10. He was considered the "Way, the Truth and the Light," and the "Logos," "Redeemer," "Savior" and "Messiah."
Mithra was never called any of these things, even in the Roman version of Mithraism
11. His sacred day was Sunday, the "Lord's Day," hundreds of years before the appearance of Christ.
Mithraists did not appoint Sunday as Mithra’s day until post-Christian times.
12. Mithra had his principal festival of what was later to become Easter.
Mithra had several special days, but all were in September or October. Mithraists did apparently celebrate the beginning of each season, so there was a celebration at the beginning of spring, but this wasn’t any ‘principal festival’, and the celebration was only for the season itself, not for Mithra.
13. His religion had a eucharist or "Lord's Supper," at which Mithra said, "He who shall not eat of my body nor drink of my blood so that he may be one with me and I with him, shall not be saved."

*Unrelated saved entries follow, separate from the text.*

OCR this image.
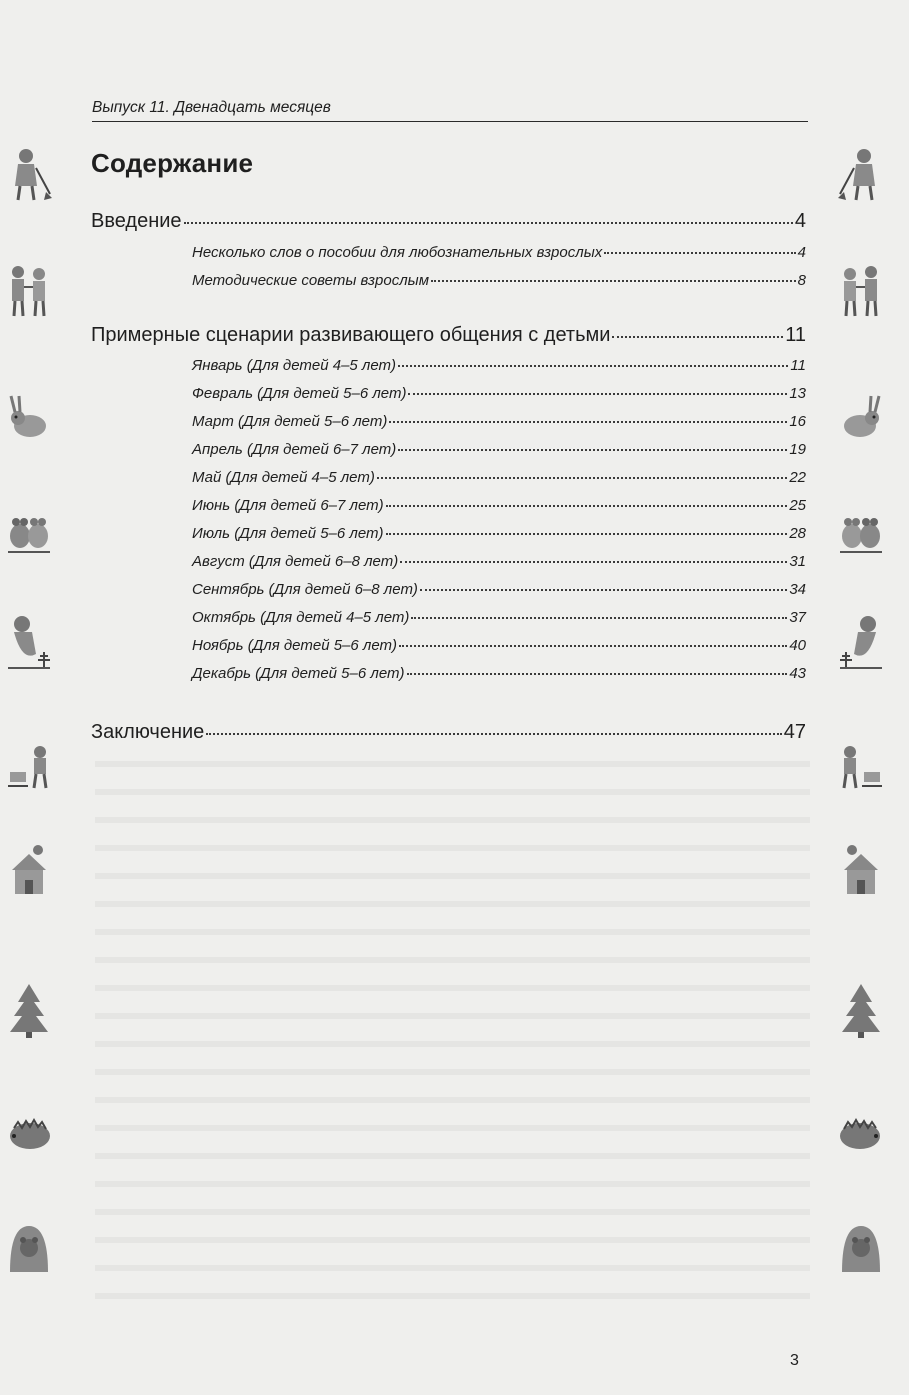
Выпуск 11. Двенадцать месяцев
Содержание
Введение	4
Несколько слов о пособии для любознательных взрослых	4
Методические советы взрослым	8
Примерные сценарии развивающего общения с детьми	11
Январь (Для детей 4–5 лет)	11
Февраль (Для детей 5–6 лет)	13
Март (Для детей 5–6 лет)	16
Апрель (Для детей 6–7 лет)	19
Май (Для детей 4–5 лет)	22
Июнь (Для детей 6–7 лет)	25
Июль (Для детей 5–6 лет)	28
Август (Для детей 6–8 лет)	31
Сентябрь (Для детей 6–8 лет)	34
Октябрь (Для детей 4–5 лет)	37
Ноябрь (Для детей 5–6 лет)	40
Декабрь (Для детей 5–6 лет)	43
Заключение	47
3
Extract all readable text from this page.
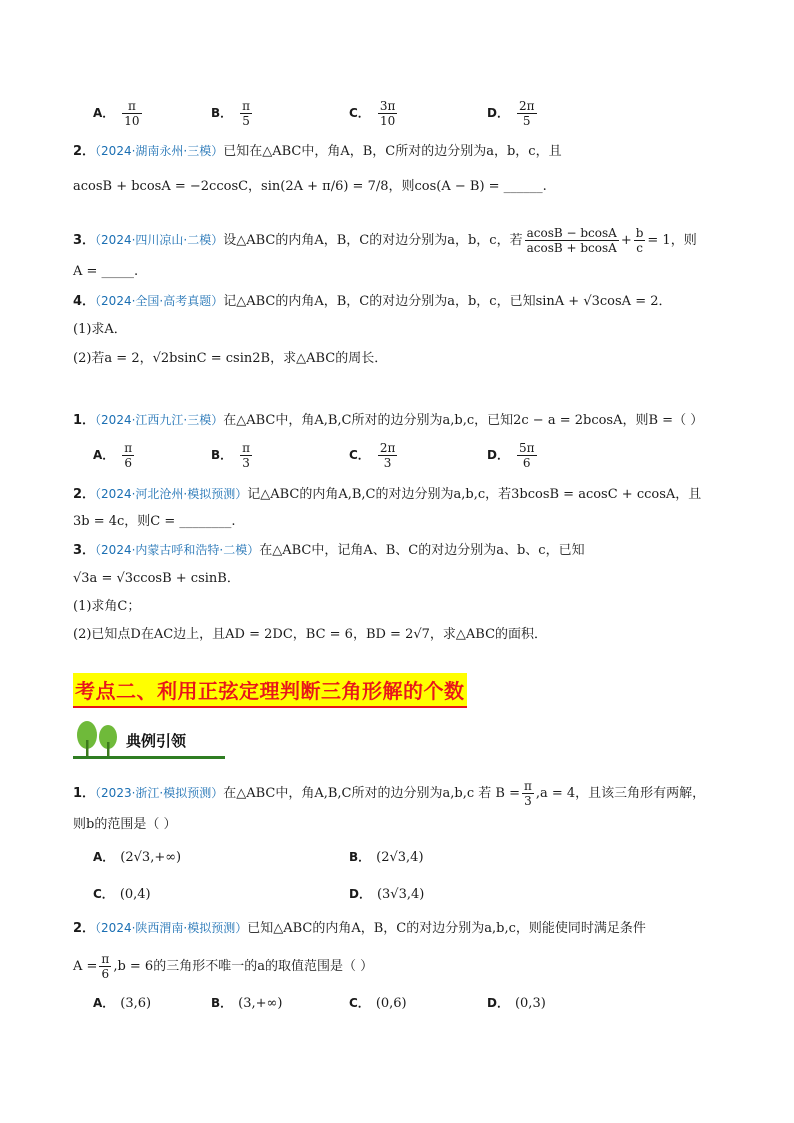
A． $\frac{\pi}{10}$	B． $\frac{\pi}{5}$	C． $\frac{3\pi}{10}$	D． $\frac{2\pi}{5}$
2．（2024·湖南永州·三模）已知在△ABC中，角A，B，C所对的边分别为a，b，c，且
acosB + bcosA = −2ccosC，sin(2A + π/6) = 7/8，则cos(A − B) = ______.
3．（2024·四川凉山·二模）设△ABC的内角A，B，C的对边分别为a，b，c，若 $\frac{acosB - bcosA}{acosB + bcosA} + \frac{b}{c} = 1$，则
A = _____.
4．（2024·全国·高考真题）记△ABC的内角A，B，C的对边分别为a，b，c，已知sinA + √3cosA = 2．
(1)求A．
(2)若a = 2，√2bsinC = csin2B，求△ABC的周长．
1．（2024·江西九江·三模）在△ABC中，角A,B,C所对的边分别为a,b,c，已知2c − a = 2bcosA，则B =（ ）
A． $\frac{\pi}{6}$	B． $\frac{\pi}{3}$	C． $\frac{2\pi}{3}$	D． $\frac{5\pi}{6}$
2．（2024·河北沧州·模拟预测）记△ABC的内角A,B,C的对边分别为a,b,c，若3bcosB = acosC + ccosA，且
3b = 4c，则C = ________.
3．（2024·内蒙古呼和浩特·二模）在△ABC中，记角A、B、C的对边分别为a、b、c，已知
√3a = √3ccosB + csinB．
(1)求角C；
(2)已知点D在AC边上，且AD = 2DC，BC = 6，BD = 2√7，求△ABC的面积．
考点二、利用正弦定理判断三角形解的个数
典例引领
1．（2023·浙江·模拟预测）在△ABC中，角A,B,C所对的边分别为a,b,c 若 $B = \frac{\pi}{3} ,a = 4$，且该三角形有两解，
则b的范围是（ ）
A． (2√3,+∞)	B． (2√3,4)
C． (0,4)	D． (3√3,4)
2．（2024·陕西渭南·模拟预测）已知△ABC的内角A，B，C的对边分别为a,b,c，则能使同时满足条件
$A = \frac{\pi}{6} ,b = 6$的三角形不唯一的a的取值范围是（ ）
A． (3,6)	B． (3,+∞)	C． (0,6)	D． (0,3)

The closest thing the Mithraic religion has to Jesus’ last supper is the celebration of a meal Mithra had with the sun god after slaying the bull. But nowhere is this called a ‘eucharist’ or ‘Lord’s Supper’, and since it happened AFTER Mithra’s ‘sacrifice’ and not before (as Jesus’ was), it’s hardly a comparison. As for the quote, the earliest quote along these lines in Mithraic texts dates to post-Christian times and, besides that, wasn’t said by Mithra, but by Zarathustra.
14. His annual sacrifice is the passover of the Magi, a symbolical atonement or pledge of moral and physical regeneration.
First, Mithra’s sacrifice was not of himself, but of a bull. I’m not sure why the skeptics are using the word ‘annual’ in here, since it only happened once. And the sacrifice did not happen on any sort of Passover, nor was it an atonement of anything.
15. Shmuel Golding is quoted as saying that 1 Cor. 10:4 is "identical words to those found in the Mithraic scriptures, except that the name Mithra is used instead of Christ."
So why hasn’t Golding allowed anyone else to see these texts? Are they the pre-Christian Persian texts, or the post-Christian Roman texts? Until Golding opens these texts up for scrutiny, we can do no more than take his word for it. My best guess is that, if these texts exist, they were inspired by 1 Cor 10:4, not the other way around.
16. The Catholic Encyclopedia is quoted as saying that Mithraic services were conducted by "fathers" and that the "chief of the fathers, a sort of pope, who always lived at Rome, was called 'Pater Patratus.'"
Yes, the Catholic Encyclopedia apparently does say these things. But what the critics fail to mention is that it’s describing Mithraic services conducted afterChristian times, and thus services and figureheads likely inspired by Christian services and figureheads. The mention of the ‘chief of fathers’ always living at Rome is pretty clear evidence that it’s referring to only Roman Mithraism. Why would the Persian Mithraists have a figurehead in Rome?